What's the key learning?

👉 Background: It’s fair to say Billabong and Quiksilver are pretty iconic brands that hold a special place in the heart of most Aussies. Quiksilver was founded back in 1969 as a surf-inspired brand, while Billabong kicked off in 1973.

👉 What happened: In 2016, investor Oaktree Capital Management bought out Quiksilver from bankruptcy. And two years later, Oaktree snapped up Billabong and combined both companies (alongside Roxy, RVCA, VonZipper) under the one roof.

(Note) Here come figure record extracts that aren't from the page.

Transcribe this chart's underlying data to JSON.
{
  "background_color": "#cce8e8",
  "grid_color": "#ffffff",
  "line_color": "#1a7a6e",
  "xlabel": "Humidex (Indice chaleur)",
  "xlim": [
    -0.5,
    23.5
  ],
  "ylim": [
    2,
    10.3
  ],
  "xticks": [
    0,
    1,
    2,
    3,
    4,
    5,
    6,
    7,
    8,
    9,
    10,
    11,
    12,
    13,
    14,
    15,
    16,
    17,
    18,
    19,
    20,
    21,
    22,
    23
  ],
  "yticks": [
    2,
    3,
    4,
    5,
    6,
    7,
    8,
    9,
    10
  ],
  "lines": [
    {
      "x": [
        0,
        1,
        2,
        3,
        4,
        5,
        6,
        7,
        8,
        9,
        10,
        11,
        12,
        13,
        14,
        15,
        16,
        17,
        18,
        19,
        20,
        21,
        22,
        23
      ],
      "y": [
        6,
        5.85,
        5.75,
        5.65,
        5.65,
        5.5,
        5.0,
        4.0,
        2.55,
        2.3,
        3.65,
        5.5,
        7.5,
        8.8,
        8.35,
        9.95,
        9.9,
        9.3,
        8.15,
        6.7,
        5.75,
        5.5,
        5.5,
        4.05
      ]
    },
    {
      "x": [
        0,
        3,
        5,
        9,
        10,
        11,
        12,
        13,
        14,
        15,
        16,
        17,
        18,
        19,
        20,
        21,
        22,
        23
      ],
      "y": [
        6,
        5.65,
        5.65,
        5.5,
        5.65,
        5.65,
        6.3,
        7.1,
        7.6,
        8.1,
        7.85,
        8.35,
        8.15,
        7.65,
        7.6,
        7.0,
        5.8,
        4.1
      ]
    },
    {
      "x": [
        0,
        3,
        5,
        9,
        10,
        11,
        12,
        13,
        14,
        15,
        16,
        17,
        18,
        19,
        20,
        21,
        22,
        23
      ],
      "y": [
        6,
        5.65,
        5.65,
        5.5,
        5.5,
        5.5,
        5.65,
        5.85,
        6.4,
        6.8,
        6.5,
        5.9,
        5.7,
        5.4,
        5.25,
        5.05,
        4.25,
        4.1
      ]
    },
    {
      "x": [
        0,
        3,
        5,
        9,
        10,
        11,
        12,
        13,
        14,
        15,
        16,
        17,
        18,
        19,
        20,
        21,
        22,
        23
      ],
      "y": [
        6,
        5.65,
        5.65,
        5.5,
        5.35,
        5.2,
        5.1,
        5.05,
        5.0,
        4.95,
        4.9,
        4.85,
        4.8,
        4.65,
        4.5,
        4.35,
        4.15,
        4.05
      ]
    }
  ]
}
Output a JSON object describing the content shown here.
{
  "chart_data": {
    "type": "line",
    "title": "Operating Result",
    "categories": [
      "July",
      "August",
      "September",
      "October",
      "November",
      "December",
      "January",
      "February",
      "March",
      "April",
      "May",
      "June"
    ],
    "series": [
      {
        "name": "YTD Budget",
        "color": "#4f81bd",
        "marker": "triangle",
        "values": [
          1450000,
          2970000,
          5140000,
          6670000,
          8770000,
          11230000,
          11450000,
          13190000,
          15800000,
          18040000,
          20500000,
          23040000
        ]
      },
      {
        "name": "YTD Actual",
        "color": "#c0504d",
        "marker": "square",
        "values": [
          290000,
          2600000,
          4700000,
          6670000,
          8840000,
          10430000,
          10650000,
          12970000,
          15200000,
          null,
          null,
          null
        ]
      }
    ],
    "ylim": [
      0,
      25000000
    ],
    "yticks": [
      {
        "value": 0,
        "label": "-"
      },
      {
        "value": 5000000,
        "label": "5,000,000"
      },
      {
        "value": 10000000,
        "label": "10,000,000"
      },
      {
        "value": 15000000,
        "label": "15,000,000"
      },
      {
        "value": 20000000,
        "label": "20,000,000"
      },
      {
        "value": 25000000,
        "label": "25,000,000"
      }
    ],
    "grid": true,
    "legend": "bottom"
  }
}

👉 What else: And now, it’s expected that the two parent brands, Quiksilver and Billabong, alongside its other brands will be sold for a lazy $1.9 billion to Authentic Brands Group. And if this deal lands, it highlights the enormous opportunities for distressed debt funds, like Oaktree.

What's the key learning?

💡Distressed debt funds, or vulture funds, are a type of an investment fund that looks to invest in distressed or struggling companies or assets.

💡Often, when companies are close to defaulting on loans, or companies are near bankruptcy, they become desperate for a saviour. The goal of these companies is to 'swoop in' and pick up shares at highly discounted prices.

💡Oaktree bought Billabong for $380 million and Quiksilver for $155 million. So a $1.9 billion sales in just 5 years is a pretty tasty return.